Regardless of coat type, you will need to care for your Basset Hound Mix’s nails, ears, and teeth. Trimming nails on a monthly basis is usually enough to keep them from growing too long. But, some dog’s nails grow more quickly than others or don’t wear down as much naturally, so you may need to cut your dog’s nails more often.
Weekly ear checks with careful cleanings as needed can help prevent ear infections. Since a Basset Hound Mix is likely to have droopy ears, they will be more prone to ear infections because their ears are more likely to trap dirt and moisture. By doing regular checks and carefully cleaning your dog’s ears when it’s necessary, you can keep ear infections at bay. Plus, if anything is happening, you can catch it early and get to the vet.
Practicing good dental care for dogs is also important. Unfortunately, many dog owners overlook this, which is why gum disease is one of the most common health issues in dogs. By using an enzyme toothpaste or brushing teeth every day, you can help prevent painful dental diseases later in life.
The Basset Hound is a playful dog that does not require a lot of exercise to be happy and healthy. Daily walks plus some playtime are usually enough for a Basset, but they’re also usually up for more activity if you are.
The other parent breed in the cross could result in a higher-energy dog in a Basset Hound Mix. It’s important to talk to the breeder about them, so you know whether you need to prepare for a potentially high-energy dog.
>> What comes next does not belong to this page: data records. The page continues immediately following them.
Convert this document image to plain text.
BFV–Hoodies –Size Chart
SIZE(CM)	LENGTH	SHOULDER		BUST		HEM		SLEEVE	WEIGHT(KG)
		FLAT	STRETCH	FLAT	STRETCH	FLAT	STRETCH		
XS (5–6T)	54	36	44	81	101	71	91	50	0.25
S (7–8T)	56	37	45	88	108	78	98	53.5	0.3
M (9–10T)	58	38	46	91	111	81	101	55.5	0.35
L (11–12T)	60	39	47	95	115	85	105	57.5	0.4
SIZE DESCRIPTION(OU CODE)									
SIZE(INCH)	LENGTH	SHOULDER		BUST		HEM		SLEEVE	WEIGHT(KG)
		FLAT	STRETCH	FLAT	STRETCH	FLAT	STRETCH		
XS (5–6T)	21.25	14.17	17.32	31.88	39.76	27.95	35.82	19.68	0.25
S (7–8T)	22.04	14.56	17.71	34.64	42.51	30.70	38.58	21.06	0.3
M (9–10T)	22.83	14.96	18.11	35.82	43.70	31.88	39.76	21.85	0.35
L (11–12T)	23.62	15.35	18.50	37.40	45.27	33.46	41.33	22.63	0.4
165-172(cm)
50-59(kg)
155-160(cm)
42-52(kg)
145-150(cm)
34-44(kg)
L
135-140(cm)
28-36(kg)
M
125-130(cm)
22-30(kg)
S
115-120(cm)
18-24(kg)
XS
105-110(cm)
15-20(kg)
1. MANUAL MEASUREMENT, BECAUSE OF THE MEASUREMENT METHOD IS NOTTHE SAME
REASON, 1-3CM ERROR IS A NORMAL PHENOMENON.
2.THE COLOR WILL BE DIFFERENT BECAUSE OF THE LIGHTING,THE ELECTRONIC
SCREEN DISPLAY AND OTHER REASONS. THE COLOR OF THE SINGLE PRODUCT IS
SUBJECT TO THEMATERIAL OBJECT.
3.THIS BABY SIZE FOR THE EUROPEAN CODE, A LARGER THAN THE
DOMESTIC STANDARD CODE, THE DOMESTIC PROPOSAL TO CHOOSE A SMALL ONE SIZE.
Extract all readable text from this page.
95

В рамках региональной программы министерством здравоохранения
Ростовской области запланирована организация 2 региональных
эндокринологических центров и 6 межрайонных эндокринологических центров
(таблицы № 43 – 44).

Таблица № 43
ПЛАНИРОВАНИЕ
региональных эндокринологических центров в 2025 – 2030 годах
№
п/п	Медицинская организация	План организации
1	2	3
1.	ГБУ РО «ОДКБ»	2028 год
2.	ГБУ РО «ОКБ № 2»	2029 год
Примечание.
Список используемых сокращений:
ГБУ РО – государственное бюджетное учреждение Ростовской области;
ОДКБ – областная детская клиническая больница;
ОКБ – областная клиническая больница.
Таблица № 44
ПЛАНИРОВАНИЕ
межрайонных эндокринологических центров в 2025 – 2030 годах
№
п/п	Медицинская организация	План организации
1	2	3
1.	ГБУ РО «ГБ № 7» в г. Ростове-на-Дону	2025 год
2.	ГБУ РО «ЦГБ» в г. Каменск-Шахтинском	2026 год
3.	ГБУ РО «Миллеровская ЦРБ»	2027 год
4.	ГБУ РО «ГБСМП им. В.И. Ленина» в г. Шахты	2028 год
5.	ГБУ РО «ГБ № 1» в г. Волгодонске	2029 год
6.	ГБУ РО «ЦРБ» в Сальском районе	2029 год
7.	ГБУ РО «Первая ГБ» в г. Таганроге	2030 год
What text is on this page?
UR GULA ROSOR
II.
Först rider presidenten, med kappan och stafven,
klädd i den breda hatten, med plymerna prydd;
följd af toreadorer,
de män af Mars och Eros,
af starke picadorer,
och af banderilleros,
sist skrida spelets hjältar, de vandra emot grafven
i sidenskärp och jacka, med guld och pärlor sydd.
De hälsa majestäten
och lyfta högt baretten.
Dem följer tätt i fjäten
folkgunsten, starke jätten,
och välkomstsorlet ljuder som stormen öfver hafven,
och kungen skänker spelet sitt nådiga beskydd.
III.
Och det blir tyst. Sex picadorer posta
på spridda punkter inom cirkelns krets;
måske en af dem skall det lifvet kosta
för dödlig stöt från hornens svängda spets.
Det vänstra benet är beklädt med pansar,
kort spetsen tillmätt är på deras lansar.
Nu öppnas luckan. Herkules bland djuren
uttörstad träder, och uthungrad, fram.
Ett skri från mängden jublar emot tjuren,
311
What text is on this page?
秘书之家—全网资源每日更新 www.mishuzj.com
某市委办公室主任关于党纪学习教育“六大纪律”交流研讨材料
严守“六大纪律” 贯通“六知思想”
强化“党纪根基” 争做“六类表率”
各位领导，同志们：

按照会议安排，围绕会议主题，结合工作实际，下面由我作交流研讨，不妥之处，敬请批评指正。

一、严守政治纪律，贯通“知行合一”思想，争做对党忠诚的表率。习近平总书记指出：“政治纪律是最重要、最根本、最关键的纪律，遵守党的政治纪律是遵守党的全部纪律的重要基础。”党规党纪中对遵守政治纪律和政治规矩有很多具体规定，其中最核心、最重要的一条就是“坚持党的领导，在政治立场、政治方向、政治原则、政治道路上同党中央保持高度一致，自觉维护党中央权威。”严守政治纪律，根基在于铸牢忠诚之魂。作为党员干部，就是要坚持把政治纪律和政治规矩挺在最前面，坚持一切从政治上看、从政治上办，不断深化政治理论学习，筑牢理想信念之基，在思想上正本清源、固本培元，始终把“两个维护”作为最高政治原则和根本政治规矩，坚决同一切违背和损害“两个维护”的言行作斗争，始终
A fully-grown Basset Hound tends to stand 13-15 inches tall and weigh 40-65 pounds. The other parent breed could affect this and potentially result in a smaller or larger dog.
Asking the breeder about the other parent breed and meeting the mother dog can give you a better idea of what size to expect in a Basset Hound Mix.
A Basset Hound typically lives 10-12 years. Although the other parent breed may affect this slightly, you should be able to expect something similar in a Basset Hound Mix.